Wood Duck Nest Box Program

Due to the significant loss of riparian habitats in California over the last century, riparian species such as the wood duck suffered marked population declines. The dramatic rebound of the wood duck since that time is largely attributed to the protections provided by the Migratory Bird Treaty Act of 1918. However, the recovery of the wood duck was also helped by the introduction of these artificial nesting structures.

An uncommon species in much of the State, wood ducks at FHL are well-known by California waterfowl hunters. Aware of this importance, FHL runs a wood duck nest box monitoring and maintenance program in association with the non-profit California Waterfowl Association’s state-wide Wood Duck Program (http://www.calwaterfowl.org/woodduck-program). FHL maintains and monitors over 120 wood duck boxes annually, making FHL one of the CWA’s leading contributors. These wooden structures increase breeding habitat and boost species reproduction.

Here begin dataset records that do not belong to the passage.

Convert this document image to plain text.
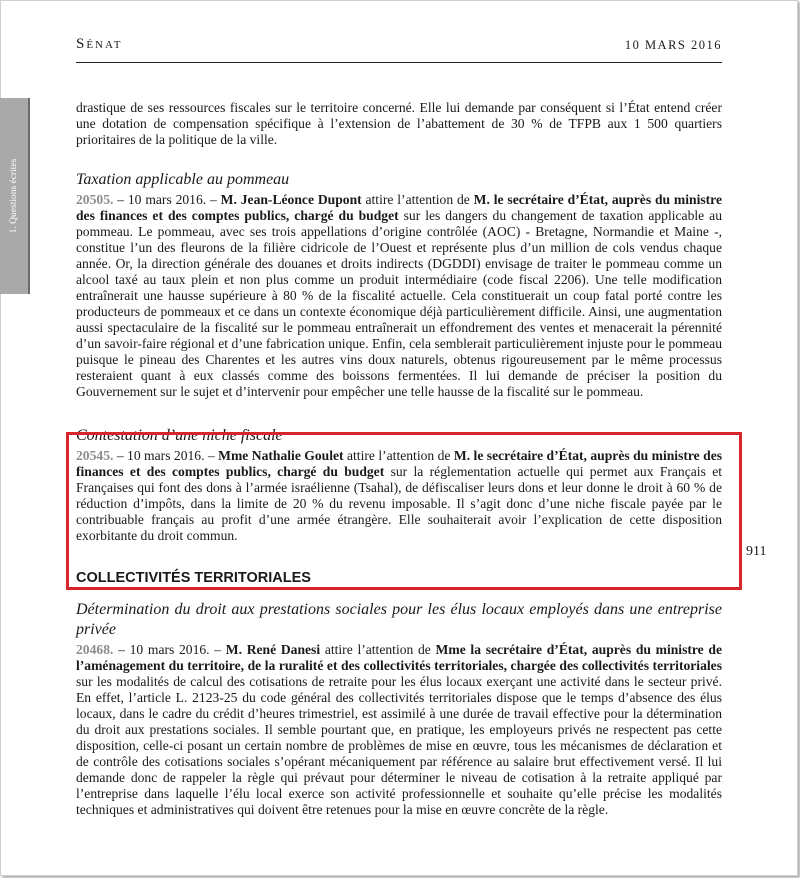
Sénat	10 MARS 2016
1. Questions écrites

drastique de ses ressources fiscales sur le territoire concerné. Elle lui demande par conséquent si l’État entend créer une dotation de compensation spécifique à l’extension de l’abattement de 30 % de TFPB aux 1 500 quartiers prioritaires de la politique de la ville.

Taxation applicable au pommeau

20505. – 10 mars 2016. – M. Jean-Léonce Dupont attire l’attention de M. le secrétaire d’État, auprès du ministre des finances et des comptes publics, chargé du budget sur les dangers du changement de taxation applicable au pommeau. Le pommeau, avec ses trois appellations d’origine contrôlée (AOC) - Bretagne, Normandie et Maine -, constitue l’un des fleurons de la filière cidricole de l’Ouest et représente plus d’un million de cols vendus chaque année. Or, la direction générale des douanes et droits indirects (DGDDI) envisage de traiter le pommeau comme un alcool taxé au taux plein et non plus comme un produit intermédiaire (code fiscal 2206). Une telle modification entraînerait une hausse supérieure à 80 % de la fiscalité actuelle. Cela constituerait un coup fatal porté contre les producteurs de pommeaux et ce dans un contexte économique déjà particulièrement difficile. Ainsi, une augmentation aussi spectaculaire de la fiscalité sur le pommeau entraînerait un effondrement des ventes et menacerait la pérennité d’un savoir-faire régional et d’une fabrication unique. Enfin, cela semblerait particulièrement injuste pour le pommeau puisque le pineau des Charentes et les autres vins doux naturels, obtenus rigoureusement par le même processus resteraient quant à eux classés comme des boissons fermentées. Il lui demande de préciser la position du Gouvernement sur le sujet et d’intervenir pour empêcher une telle hausse de la fiscalité sur le pommeau.

Contestation d’une niche fiscale

20545. – 10 mars 2016. – Mme Nathalie Goulet attire l’attention de M. le secrétaire d’État, auprès du ministre des finances et des comptes publics, chargé du budget sur la réglementation actuelle qui permet aux Français et Françaises qui font des dons à l’armée israélienne (Tsahal), de défiscaliser leurs dons et leur donne le droit à 60 % de réduction d’impôts, dans la limite de 20 % du revenu imposable. Il s’agit donc d’une niche fiscale payée par le contribuable français au profit d’une armée étrangère. Elle souhaiterait avoir l’explication de cette disposition exorbitante du droit commun.

COLLECTIVITÉS TERRITORIALES

Détermination du droit aux prestations sociales pour les élus locaux employés dans une entreprise privée

20468. – 10 mars 2016. – M. René Danesi attire l’attention de Mme la secrétaire d’État, auprès du ministre de l’aménagement du territoire, de la ruralité et des collectivités territoriales, chargée des collectivités territoriales sur les modalités de calcul des cotisations de retraite pour les élus locaux exerçant une activité dans le secteur privé. En effet, l’article L. 2123-25 du code général des collectivités territoriales dispose que le temps d’absence des élus locaux, dans le cadre du crédit d’heures trimestriel, est assimilé à une durée de travail effective pour la détermination du droit aux prestations sociales. Il semble pourtant que, en pratique, les employeurs privés ne respectent pas cette disposition, celle-ci posant un certain nombre de problèmes de mise en œuvre, tous les mécanismes de déclaration et de contrôle des cotisations sociales s’opérant mécaniquement par référence au salaire brut effectivement versé. Il lui demande donc de rappeler la règle qui prévaut pour déterminer le niveau de cotisation à la retraite appliqué par l’entreprise dans laquelle l’élu local exerce son activité professionnelle et souhaite qu’elle précise les modalités techniques et administratives qui doivent être retenues pour la mise en œuvre concrète de la règle.

911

Several factors are considered when selecting wood duck box sites. In order for ducklings to survive once they leave the box, suitable brood habitat must be available within a few of hundred yards of the box. In addition, the best habitat for broods and their survival are shallow, fertile wetlands covered with thick vegetation and abundant of invertebrates.

On FHL, good breeding habitat can be found along the Nacimiento and San Antonio rivers, as well as, many of FHL's small ponds and reservoirs. The boxes are monitored during the breeding season, and repaired in the fall. Duck boxes are moved as needed in response to changing water supplies and use patterns.

Since 2000, FHL has recorded over 5,000 eggs laid in these boxes with 3,023 hatched and fledged (and counting). That's nearly 180 additional birds per year!


These artificial nest boxes not only provide shelter and nesting for wood ducks, but for many other animals, including honeybees, American kestrels, red-shafted flickers, western screech-owls, deer mice, and wood rats.

American kestrel with eggs in one of FHL's many wood duck boxes.


Pair of red-shafted flickers checking out a wood duck box as a potential nest site.